Watchdog Group Seeks Reduction In U.S. Nuclear Complexes
A new report released Wednesday by the Nuclear Weapons Complex Consolidation Policy Network urges the federal government to reduce the nation’s weapons complexes to just three sites as a move towards achieving the nuclear arms-free world that President Obama recently spoke about.
“The continued existence of large nuclear weapon stockpiles in the United States, and in other countries, does not increase our security, but instead makes it more precarious. The time for a new approach to nuclear weapons is long overdue,” the report read.
Jay Coghlan of Nuclear Watch New Mexico, one of the authors of the report, said he believes the network’s recommendations might be better received in light of Obama’s speech last Sunday in Prague.
“We have a different declared direction … (that) makes our recommendations a whole lot more possible than they were before” Coghlan told the Associated Press, adding that the group advises reducing nuclear weapons work to essential operations only.
The only rationale for nuclear weapons is to deter an attack on the United States, the group said in its report, entitled “Transforming the U.S. Strategic Posture and Weapons Complex.”
The nation needs no more than 500 nuclear weapons, or roughly ten percent of current estimates of the U.S. nuclear stockpile, the report said.
In his speech, which came just hours after North Korea launched a rocket, President Obama said the United States has a responsibility to lead the world in the elimination of “the most dangerous legacy of the Cold War.”

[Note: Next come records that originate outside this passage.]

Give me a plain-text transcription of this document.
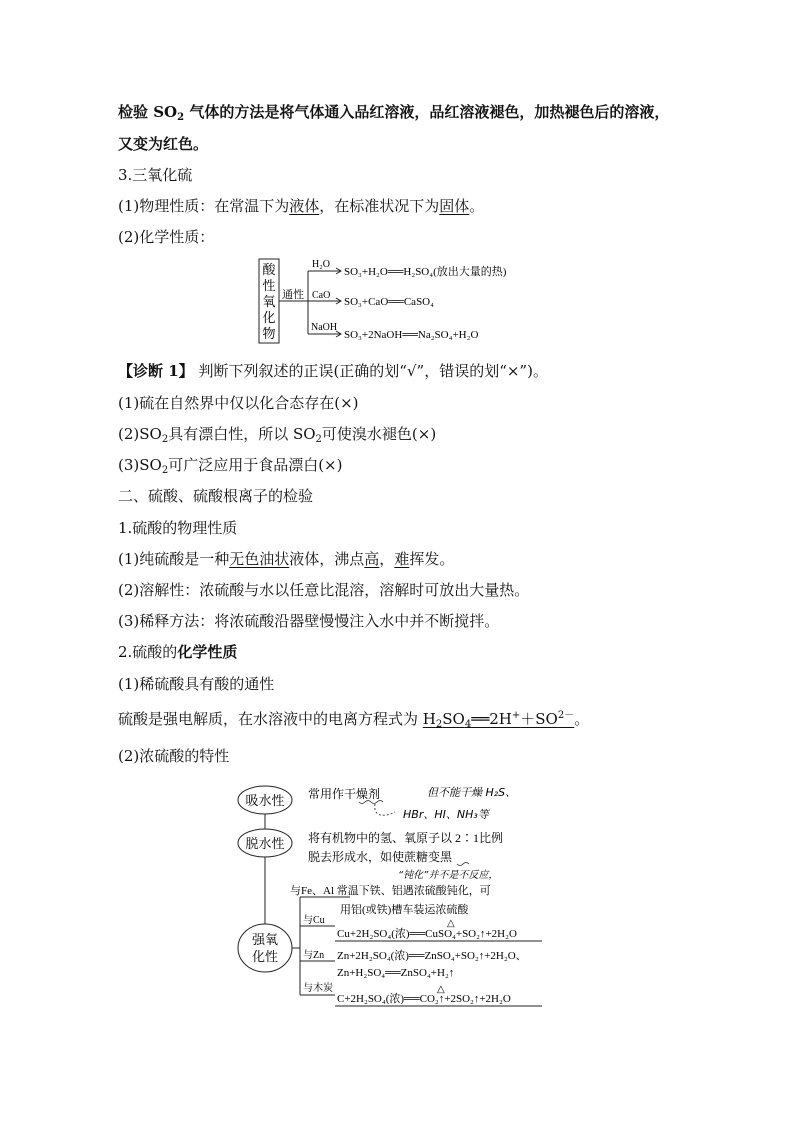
检验 $SO_2$ 气体的方法是将气体通入品红溶液，品红溶液褪色，加热褪色后的溶液，
又变为红色。
3.三氧化硫
(1)物理性质：在常温下为液体，在标准状况下为固体。
(2)化学性质：
酸
性
氧
化
物
通性
H₂O
CaO
NaOH
SO₃+H₂O══H₂SO₄(放出大量的热)
SO₃+CaO══CaSO₄
SO₃+2NaOH══Na₂SO₄+H₂O
【诊断 1】 判断下列叙述的正误(正确的划“√”，错误的划“×”)。
(1)硫在自然界中仅以化合态存在(×)
$(2)SO_2$具有漂白性，所以 $SO_2$可使溴水褪色(×)
$(3)SO_2$可广泛应用于食品漂白(×)
二、硫酸、硫酸根离子的检验
1.硫酸的物理性质
(1)纯硫酸是一种无色油状液体，沸点高，难挥发。
(2)溶解性：浓硫酸与水以任意比混溶，溶解时可放出大量热。
(3)稀释方法：将浓硫酸沿器壁慢慢注入水中并不断搅拌。
2.硫酸的化学性质
(1)稀硫酸具有酸的通性
硫酸是强电解质，在水溶液中的电离方程式为 $H_2SO_4══2H^++SO^{2-}$。
(2)浓硫酸的特性
吸水性
脱水性
强氧
化性
常用作干燥剂	但不能干燥 H₂S、
HBr、HI、NH₃等
将有机物中的氢、氧原子以 2∶1比例
脱去形成水，如使蔗糖变黑
“钝化”并不是不反应，
与Fe、Al 常温下铁、铝遇浓硫酸钝化，可
用铝(或铁)槽车装运浓硫酸
与Cu
Cu+2H₂SO₄(浓)══CuSO₄+SO₂↑+2H₂O
△
与Zn Zn+2H₂SO₄(浓)══ZnSO₄+SO₂↑+2H₂O、
Zn+H₂SO₄══ZnSO₄+H₂↑
与木炭
C+2H₂SO₄(浓)══CO₂↑+2SO₂↑+2H₂O
△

Obama said the U.S., the only nation to ever use a nuclear weapon, would host a summit within the next year to discuss the elimination of nuclear weapons.
In the weeks ahead members of the policy network will discuss their proposal with the Obama administration and members of Congress.
Crucial components of the plan include stopping the addition of new military capabilities to existing weapons, halting the design of new weapons and reducing research.
Instead, the network recommends merely maintaining and repairing the stock of current weapons when necessary.
“If the carburetor fails, I don’t want to go to General Motors and have them design a new carburetor. I want to go to a mechanic,” wrote Robert L. Civiak, the report’s main author.
In a statement, the National Nuclear Security Administration (NNSA) said the nation must ensure its weapons are safe, secure and reliable as long as it maintains a nuclear deterrent.
An AP report cited NNSA spokesman Damien LaVera as saying that weakening the unique nuclear mission of each site “would be detrimental to national security and extremely costly to the taxpayer.”
The network advocates consolidating nuclear weapons operations by 2025, and calls for surveillance and testing to be conducted at Los Alamos National Laboratory in northern New Mexico, with engineering at Sandia National Laboratories in Albuquerque and storage and dismantling at the Texas-based Pantex complex. All three facilities are within 280 miles of each other.
The network also recommends the elimination of funding for a new plutonium facility at Los Alamos and a uranium processing facility at the Y-12 plant in Tennessee.
A plant in Kansas City, MO that procures nuclear weapons components should be canceled, the group said.
These recommendations would reduce the current nuclear weapons complex budget by about two-thirds, with most of the savings coming within ten years, according to Christopher Paine of the Natural Resources Defense Council, one of the report’s authors.
The group emphasized that it seeks the redirection, not elimination, of the NNSA. It also calls for weapons labs in Tennessee, California and South Carolina to expand their non-weapons work in areas such as alternative energy research.
Last December under the administration of former President George W. Bush, the Department of Energy (DOE) approved its own initiative to limit the most hazardous nuclear material to five sites, and to consolidate the management of the nation’s nuclear weapons. The department recommended limiting plutonium, highly enriched uranium and production of tritium to just five sites. Currently, there are seven such sites.